Schleswig-Holstein verschärft Coronaregeln

Montag, 3. Januar 2022

/picture alliance, dpa, Axel Heimken

Kiel – Schleswig-Holstein verschärft angesichts der sich ausbreitenden Coronavariante Omikron die Schutzregeln. Bei Veranstaltungen wird ab morgen die Teilnehmerzahl auf maximal 50 in Innenbe­rei­chen beziehungsweise 100 im Freien begrenzt; bisher galt bei halber Kapazität maximal 1.000.

Die Kontaktbeschränkung für Geimpfte oder Genesene auf maximal zehn Personen gilt nicht mehr nur in der Wohnung, sondern auch im öffentlichen Raum. Darauf verständigten sich gestern Ministerpräsident Daniel Günther (CDU), seine Stellvertreter, Finanzministerin Monika Heinold (Grüne) und Gesundheits­mi­nister Heiner Garg (FDP), sowie die Vorsitzenden der Koalitionsfraktionen, wie die Staatskanzlei in Kiel mitteilte.

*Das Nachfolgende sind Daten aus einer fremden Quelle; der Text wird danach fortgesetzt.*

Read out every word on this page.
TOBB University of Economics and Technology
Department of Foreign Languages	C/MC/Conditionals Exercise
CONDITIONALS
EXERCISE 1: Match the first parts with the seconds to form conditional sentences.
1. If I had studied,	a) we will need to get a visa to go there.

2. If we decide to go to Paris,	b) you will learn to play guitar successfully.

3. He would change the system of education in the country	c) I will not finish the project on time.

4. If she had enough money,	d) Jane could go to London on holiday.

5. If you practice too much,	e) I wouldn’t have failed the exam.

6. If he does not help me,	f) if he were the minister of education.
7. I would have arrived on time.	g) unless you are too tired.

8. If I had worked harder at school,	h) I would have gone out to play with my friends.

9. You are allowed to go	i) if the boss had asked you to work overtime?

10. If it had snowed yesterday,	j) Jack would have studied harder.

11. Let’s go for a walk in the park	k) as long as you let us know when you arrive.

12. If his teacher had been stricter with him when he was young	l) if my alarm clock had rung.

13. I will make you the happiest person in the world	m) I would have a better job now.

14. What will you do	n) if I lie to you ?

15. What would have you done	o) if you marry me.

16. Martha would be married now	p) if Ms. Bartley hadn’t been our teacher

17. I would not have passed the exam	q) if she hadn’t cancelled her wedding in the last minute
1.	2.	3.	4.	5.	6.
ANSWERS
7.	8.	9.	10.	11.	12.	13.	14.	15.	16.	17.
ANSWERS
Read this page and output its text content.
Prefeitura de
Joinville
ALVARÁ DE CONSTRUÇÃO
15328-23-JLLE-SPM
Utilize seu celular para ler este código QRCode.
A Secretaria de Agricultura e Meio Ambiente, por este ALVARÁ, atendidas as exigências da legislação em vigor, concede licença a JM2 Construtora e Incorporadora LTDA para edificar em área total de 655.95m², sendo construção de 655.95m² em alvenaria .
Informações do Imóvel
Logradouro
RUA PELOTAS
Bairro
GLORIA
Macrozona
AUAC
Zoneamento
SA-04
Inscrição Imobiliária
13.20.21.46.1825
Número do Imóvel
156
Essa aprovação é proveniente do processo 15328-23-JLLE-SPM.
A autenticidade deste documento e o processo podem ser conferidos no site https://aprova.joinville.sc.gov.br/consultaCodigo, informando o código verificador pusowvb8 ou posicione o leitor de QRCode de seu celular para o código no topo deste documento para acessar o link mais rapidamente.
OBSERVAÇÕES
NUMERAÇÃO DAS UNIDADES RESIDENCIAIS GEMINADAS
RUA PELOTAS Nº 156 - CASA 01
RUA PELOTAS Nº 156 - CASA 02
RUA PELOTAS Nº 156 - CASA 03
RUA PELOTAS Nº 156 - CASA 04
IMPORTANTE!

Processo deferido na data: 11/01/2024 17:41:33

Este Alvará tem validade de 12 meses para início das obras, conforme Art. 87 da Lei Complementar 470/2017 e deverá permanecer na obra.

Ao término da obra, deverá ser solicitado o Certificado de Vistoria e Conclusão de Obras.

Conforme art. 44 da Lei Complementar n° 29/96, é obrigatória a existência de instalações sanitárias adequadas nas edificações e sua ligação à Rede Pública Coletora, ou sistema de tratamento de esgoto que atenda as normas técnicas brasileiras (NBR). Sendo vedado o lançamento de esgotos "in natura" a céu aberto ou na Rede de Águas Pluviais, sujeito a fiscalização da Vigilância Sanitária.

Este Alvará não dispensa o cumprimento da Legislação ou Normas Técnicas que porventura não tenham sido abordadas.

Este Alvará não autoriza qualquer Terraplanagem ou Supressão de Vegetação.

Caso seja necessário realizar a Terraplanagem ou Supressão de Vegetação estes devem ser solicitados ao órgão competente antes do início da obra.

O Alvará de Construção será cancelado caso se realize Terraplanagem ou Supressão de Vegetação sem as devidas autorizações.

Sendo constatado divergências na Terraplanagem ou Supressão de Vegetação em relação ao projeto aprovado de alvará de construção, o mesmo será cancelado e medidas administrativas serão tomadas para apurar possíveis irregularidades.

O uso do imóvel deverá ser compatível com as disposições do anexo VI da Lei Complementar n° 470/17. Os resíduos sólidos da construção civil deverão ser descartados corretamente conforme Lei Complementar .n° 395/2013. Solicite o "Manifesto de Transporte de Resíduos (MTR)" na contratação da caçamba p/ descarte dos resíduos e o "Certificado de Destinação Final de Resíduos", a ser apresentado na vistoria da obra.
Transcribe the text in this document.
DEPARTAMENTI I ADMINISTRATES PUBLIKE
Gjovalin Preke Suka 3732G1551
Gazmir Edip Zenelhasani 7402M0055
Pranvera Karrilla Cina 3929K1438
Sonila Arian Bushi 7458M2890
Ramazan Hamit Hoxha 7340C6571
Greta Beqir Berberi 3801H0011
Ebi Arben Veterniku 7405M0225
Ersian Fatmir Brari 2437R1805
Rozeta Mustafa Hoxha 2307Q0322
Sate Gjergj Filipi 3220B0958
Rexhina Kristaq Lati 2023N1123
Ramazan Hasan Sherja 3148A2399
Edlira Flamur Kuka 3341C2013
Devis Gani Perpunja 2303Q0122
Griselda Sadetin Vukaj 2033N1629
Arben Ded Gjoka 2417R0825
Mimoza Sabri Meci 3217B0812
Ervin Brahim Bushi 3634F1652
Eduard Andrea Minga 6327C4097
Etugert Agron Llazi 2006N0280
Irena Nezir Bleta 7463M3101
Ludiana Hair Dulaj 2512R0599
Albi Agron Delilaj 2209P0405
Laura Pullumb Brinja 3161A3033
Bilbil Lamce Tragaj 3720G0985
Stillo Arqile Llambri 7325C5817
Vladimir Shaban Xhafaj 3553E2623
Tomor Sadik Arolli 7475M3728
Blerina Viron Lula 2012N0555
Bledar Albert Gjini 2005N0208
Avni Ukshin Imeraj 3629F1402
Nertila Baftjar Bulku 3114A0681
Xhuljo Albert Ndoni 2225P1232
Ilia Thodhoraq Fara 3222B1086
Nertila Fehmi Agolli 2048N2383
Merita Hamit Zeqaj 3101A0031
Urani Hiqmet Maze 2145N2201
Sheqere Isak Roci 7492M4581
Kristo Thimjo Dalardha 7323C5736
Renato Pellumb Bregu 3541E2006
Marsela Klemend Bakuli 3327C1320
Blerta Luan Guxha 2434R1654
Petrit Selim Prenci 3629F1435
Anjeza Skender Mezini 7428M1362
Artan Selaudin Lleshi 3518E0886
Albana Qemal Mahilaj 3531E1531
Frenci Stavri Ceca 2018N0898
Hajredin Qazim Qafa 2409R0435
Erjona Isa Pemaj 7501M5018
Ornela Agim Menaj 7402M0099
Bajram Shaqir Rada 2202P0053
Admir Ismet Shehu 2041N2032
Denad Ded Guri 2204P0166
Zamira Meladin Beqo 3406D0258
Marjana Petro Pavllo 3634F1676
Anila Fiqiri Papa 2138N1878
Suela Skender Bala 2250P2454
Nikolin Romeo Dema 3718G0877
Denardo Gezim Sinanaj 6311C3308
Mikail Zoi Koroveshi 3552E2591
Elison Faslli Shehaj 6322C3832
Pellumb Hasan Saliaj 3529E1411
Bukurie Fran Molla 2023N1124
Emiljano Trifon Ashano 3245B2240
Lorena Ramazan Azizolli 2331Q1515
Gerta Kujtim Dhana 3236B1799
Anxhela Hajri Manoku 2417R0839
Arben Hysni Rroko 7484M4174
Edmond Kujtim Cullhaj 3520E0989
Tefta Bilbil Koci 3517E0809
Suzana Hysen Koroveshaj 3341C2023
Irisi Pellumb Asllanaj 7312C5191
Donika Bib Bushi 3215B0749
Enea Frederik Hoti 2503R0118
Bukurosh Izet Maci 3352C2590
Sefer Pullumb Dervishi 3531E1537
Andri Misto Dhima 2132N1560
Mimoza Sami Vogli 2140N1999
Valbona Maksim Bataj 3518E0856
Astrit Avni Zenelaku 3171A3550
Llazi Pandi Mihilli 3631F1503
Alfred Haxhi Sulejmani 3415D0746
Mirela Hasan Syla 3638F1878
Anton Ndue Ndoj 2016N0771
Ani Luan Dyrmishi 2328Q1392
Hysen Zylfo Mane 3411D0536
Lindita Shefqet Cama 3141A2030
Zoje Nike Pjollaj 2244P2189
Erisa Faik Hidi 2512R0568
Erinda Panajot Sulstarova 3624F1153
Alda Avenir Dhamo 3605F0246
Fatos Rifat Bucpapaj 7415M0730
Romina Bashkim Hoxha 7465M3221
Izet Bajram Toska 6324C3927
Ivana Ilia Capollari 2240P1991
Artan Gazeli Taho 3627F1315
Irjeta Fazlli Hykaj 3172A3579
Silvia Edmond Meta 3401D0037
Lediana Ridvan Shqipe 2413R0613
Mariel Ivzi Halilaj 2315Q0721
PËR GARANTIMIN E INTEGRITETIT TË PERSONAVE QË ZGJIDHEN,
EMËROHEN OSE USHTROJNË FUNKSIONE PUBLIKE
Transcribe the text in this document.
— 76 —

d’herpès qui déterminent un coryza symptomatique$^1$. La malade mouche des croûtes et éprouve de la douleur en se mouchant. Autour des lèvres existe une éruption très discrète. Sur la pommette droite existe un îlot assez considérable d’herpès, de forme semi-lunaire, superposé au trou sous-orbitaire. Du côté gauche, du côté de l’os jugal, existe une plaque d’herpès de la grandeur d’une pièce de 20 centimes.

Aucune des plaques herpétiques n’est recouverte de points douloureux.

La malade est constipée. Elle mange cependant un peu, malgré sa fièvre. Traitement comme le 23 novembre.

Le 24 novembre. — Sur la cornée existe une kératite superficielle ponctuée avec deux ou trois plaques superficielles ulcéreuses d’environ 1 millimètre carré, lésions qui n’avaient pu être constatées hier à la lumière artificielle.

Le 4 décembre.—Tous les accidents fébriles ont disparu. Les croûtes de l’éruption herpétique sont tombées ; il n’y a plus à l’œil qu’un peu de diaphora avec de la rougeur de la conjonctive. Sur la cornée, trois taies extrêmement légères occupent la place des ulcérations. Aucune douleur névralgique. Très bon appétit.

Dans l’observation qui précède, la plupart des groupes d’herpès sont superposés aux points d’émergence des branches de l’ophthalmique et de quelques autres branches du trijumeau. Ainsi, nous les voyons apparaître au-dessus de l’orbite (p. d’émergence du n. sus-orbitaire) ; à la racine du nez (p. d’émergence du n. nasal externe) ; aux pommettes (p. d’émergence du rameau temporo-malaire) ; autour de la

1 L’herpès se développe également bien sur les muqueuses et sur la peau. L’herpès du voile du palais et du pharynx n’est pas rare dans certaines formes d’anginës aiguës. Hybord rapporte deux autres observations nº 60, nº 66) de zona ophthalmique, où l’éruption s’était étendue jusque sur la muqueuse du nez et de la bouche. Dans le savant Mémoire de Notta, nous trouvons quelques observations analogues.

Günther sagte mit Blick auf die alte Rechtsbasis der Coronaverordnungen, die die rot-grün-gelbe Koa­liti­on in Berlin hatte auslaufen lassen: „Ich fordere den Bund auf, die epidemische Lage von natio­naler Trag­weite festzustellen.“

Ziel müsse es sein, „alle notwendigen Instrumente im Kampf gegen die Pande­mie zur Verfügung zu ha­ben“. Anderenfalls will der Regierungschef den Landtag bitten, die epidemische Lage für das Land fest­zustellen. Die Grüne Heinold und FDP-Mann Garg hatten sich – entgegen dem Kurs ihrer Parteien im Bund – bereits zuvor dafür ausgesprochen.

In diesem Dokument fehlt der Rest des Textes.